Thursday, August 18, 2016

motherhood & the hustle for worthiness

For as long as I can remember, I have struggled big time with believing that I am enough. For years, I fought to earn my self-worth through my performance- I was an honor roll student, an obedient child and have struggled at more than one point in my life with workaholic tendencies. I have busted my butt to please others, to do what I thought was expected of me. 

Part of this is of course about worthiness. I have struggled consistently with believing that I am enough- good enough, smart enough, pretty enough... 

At certain times in my life, I have had to deal with this in big ways. Falling in love and getting married forced me to accept that I was loved for who I was right now, and not based on any type of performance (which is a good thing, based on my housekeeping skills at that point in my life...). Moving to Germany forced me to accept that I was enough even when my ability to do normal everyday activities (work, drive, communicate) was reduced significantly.

But never has this been more true than in these first few weeks of motherhood. Though I had hoped and prayed for a baby for years, I was not prepared for what having one would do to me and my body. Of course, it was (and is) a challenge learning how to care for Caleb- how to feed him, and sooth him, how to get him to fall back asleep in the middle of the night. All these things are a huge learning curve, but one I must say, I expected to have to deal with. We welcomed a new family member into our home and that doesn't come without it's challenges. 
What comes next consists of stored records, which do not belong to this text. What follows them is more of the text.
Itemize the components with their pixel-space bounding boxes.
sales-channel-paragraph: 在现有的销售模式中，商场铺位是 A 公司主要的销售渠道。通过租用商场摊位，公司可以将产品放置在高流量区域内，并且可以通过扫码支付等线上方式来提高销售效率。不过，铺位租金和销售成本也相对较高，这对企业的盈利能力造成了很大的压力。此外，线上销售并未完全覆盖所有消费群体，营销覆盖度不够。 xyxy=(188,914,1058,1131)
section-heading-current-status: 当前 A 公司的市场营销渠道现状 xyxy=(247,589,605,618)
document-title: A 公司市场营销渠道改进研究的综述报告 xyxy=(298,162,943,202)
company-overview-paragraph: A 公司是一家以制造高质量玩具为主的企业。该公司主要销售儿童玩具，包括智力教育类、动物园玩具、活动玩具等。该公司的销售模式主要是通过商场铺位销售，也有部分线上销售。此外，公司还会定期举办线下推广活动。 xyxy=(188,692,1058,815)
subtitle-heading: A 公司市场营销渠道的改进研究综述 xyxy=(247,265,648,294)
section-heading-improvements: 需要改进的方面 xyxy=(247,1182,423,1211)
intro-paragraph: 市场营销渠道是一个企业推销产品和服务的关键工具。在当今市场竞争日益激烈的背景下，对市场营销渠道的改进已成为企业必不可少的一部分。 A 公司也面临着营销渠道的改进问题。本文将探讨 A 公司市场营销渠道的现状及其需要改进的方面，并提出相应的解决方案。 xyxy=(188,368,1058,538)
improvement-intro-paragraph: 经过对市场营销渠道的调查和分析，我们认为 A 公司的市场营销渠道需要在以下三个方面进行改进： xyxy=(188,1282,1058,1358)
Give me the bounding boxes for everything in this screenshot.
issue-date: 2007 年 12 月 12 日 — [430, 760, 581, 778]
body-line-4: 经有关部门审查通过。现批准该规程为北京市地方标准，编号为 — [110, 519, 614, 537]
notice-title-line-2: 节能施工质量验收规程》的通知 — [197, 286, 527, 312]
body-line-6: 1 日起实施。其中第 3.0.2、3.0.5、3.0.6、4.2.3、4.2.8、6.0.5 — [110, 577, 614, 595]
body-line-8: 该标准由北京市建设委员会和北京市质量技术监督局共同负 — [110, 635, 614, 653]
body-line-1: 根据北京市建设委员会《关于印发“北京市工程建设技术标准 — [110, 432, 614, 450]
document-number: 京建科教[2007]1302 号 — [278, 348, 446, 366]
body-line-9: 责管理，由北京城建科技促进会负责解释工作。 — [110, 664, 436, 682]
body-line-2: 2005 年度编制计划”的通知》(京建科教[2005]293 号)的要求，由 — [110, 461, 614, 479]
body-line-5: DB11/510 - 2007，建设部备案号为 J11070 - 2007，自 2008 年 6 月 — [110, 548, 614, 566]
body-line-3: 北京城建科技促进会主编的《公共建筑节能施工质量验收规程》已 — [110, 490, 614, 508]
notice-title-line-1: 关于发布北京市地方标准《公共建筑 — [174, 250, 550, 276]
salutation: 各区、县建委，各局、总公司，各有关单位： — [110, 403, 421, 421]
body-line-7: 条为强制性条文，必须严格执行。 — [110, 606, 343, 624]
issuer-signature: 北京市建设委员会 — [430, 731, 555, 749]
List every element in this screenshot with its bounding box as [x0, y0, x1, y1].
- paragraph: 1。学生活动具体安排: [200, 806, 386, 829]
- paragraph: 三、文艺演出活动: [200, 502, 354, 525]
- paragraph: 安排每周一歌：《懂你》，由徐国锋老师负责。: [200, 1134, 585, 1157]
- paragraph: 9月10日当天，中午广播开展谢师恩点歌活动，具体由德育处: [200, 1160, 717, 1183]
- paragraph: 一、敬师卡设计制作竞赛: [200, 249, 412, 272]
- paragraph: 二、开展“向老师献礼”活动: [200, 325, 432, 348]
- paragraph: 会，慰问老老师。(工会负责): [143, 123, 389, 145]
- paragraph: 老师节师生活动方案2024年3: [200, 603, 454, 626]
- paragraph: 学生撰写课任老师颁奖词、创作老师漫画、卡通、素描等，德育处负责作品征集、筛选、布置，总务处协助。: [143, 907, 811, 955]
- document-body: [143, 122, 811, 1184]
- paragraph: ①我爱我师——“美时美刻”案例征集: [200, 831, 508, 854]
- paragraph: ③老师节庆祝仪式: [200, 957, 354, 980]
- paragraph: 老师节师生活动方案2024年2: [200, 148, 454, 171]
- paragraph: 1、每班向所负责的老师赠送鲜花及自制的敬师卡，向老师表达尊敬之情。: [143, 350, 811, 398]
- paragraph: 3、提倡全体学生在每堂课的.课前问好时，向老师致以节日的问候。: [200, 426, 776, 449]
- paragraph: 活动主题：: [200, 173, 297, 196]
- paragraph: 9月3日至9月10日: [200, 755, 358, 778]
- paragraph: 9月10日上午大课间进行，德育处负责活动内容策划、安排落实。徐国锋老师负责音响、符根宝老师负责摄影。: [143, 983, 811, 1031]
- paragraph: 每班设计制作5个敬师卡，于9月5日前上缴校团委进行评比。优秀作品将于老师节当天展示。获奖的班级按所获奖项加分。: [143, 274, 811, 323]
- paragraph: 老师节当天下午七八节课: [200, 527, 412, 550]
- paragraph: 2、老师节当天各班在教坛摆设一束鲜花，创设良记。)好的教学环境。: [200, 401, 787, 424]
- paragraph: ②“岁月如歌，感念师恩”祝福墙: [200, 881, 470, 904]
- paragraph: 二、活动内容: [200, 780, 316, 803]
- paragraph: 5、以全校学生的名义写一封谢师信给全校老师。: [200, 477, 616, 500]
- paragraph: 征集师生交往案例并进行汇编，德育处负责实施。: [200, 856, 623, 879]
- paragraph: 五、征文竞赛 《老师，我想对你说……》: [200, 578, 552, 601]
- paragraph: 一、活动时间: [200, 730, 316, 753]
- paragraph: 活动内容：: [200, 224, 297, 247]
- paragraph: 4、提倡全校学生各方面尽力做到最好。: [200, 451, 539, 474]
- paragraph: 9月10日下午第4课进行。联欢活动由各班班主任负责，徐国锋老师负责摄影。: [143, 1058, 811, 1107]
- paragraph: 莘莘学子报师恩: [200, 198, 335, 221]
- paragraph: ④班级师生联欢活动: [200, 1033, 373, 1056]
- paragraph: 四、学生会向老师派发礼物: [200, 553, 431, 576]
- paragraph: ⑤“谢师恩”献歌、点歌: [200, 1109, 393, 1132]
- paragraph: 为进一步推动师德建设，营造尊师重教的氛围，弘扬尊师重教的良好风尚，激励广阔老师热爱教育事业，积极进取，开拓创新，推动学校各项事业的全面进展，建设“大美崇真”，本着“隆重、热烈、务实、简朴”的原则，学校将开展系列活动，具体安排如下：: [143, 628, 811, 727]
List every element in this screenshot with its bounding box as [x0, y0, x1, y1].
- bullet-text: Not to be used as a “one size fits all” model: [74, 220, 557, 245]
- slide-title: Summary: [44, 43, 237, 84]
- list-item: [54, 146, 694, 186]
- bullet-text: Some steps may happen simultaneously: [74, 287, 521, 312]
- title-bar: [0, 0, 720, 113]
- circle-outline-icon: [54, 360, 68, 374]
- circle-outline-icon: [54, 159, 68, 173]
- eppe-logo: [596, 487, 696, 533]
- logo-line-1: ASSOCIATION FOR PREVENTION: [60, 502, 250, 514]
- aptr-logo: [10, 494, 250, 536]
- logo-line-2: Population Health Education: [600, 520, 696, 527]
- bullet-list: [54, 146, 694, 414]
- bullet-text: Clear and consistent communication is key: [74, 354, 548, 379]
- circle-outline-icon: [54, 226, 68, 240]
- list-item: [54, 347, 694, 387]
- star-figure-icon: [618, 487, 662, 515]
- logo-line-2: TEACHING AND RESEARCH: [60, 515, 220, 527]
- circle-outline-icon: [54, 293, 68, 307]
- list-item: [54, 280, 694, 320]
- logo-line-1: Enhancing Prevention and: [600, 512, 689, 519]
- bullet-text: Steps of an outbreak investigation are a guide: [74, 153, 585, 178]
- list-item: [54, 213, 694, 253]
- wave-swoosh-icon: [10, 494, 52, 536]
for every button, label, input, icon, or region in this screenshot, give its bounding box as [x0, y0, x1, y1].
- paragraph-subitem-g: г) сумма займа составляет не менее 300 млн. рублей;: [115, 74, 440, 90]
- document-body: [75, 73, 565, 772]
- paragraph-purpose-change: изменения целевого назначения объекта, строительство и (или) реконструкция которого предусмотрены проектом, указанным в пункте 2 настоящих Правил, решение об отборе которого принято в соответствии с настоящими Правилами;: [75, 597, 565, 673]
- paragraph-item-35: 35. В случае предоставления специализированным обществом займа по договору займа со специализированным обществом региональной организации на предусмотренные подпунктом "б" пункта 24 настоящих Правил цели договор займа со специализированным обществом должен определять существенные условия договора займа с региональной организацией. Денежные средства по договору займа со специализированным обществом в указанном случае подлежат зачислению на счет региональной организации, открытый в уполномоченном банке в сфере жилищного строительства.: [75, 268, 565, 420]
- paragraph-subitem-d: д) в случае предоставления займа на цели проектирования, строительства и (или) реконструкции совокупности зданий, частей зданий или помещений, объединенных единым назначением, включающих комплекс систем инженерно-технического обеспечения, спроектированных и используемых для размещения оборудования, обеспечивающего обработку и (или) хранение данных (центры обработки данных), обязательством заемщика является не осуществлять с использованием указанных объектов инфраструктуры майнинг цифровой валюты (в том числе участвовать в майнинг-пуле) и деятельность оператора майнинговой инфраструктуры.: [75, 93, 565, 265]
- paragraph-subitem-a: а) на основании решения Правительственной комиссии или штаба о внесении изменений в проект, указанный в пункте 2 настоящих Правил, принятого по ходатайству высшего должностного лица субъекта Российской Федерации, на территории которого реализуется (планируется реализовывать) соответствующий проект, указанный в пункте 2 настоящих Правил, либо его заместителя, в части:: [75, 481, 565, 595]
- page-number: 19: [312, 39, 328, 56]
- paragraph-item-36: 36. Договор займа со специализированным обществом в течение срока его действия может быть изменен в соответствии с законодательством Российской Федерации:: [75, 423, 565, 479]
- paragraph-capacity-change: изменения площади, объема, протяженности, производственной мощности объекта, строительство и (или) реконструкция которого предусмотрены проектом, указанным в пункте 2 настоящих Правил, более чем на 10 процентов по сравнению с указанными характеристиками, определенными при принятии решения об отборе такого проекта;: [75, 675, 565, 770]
I had expected to have less time for myself, to put my hobbies on hold for awhile, to shift my priorities around in order to properly care for my little one. These were all things I was willing and happy to do. What I had not expected was how intense my physical recovery would be. It's only in these last two weeks that I've honestly started feeling like myself again.

Needless to say, I was a bit of a mess. Keeping up with the laundry felt like a challenge akin to climbing a mountain (though not giving birth...), clean floors felt like a luxury of the past and dinner was never ready until late in the evening. I was exhausted, frustrated with myself for taking so long to heal, for not handling my recovery all that well. Childbirth- while difficult, felt empowering to me. This whole postpartum period just felt debilitating. 

I know that I'm not the first mama to struggle in this time. We all do to some extent, I'm sure. But I was still caught off guard by the intensity of what I was feeling, by how overwhelming my recovery became. And of course, my inner perfectionist just wouldn't let things be. That hustle for worthiness- an unforgiving and exhausting dance I've fought most of my life was back in full force. Though this time, of course, I was in no physical condition to dance. 

When my mom came to visit, about a month after Caleb was born, she brought with her a pair of extra hands and a lot of grace. I am so thankful she was here and so grateful for all the help she was around the house and with C. She also brought with her Brené Brown's book Daring Greatly. I tore through it in about a week's time, the words like a balm for my tired postpartum self.

The book, as many will know, deals with vulnerability. But it also talks about worthiness, parenting and fear. It talks about how many of us, when we look at the good things we've been given in life, feel afraid that it's quite simply too much- it's too good, it's more than we deserve, and therefore can't possibly last. We use worry (among other things) to sabotage our enjoyment of these gifts because the thought of loosing what we have is just too painful.

As I read, I was shocked to see myself so clearly reflected on the pages. I had no idea that this way of thinking was a thing- that others struggled with it and that there was a language to describe it. But that's exactly what I do. I don't think I'm possibly worthy of what I've been given and am therefore terrified to loose it. The belief that I am not enough is in fact getting in the way of my ability to fully enjoy what I've been blessed with. This constant striving to do more, to be more, this unrelenting hustle... it's exhausting.

According to the book, one of the best ways to combat this is with gratitude. To admit that we don't feel worthy of what we have and to be thankful for it anyway. Perhaps even to be thankful for it because it's more than we deserve. 

It's not easy but I'm learning to be thankful. I'm learning to give myself grace in the areas where I feel inadequate and to stop hustling to earn my worthiness. I'm learning to embrace, even savour those days when it's noon and nothing is done, there's a sink full of dishes, and Caleb wants to cuddle. I'm learning that sometimes it's okay to leave things as they are and take your baby for a walk, if that's what you're both needing. The laundry will be there when you get back...fortunately or unfortunately, haha. And I'm learning to admit that I can't always do all the things. Taking care of my baby and myself is really more than enough some days.  

1 comment:

  1. I've heard really good things about this book, and I keep meaning to read it! Soon. It sounds amazing, and I'm glad it had such a great impact on you.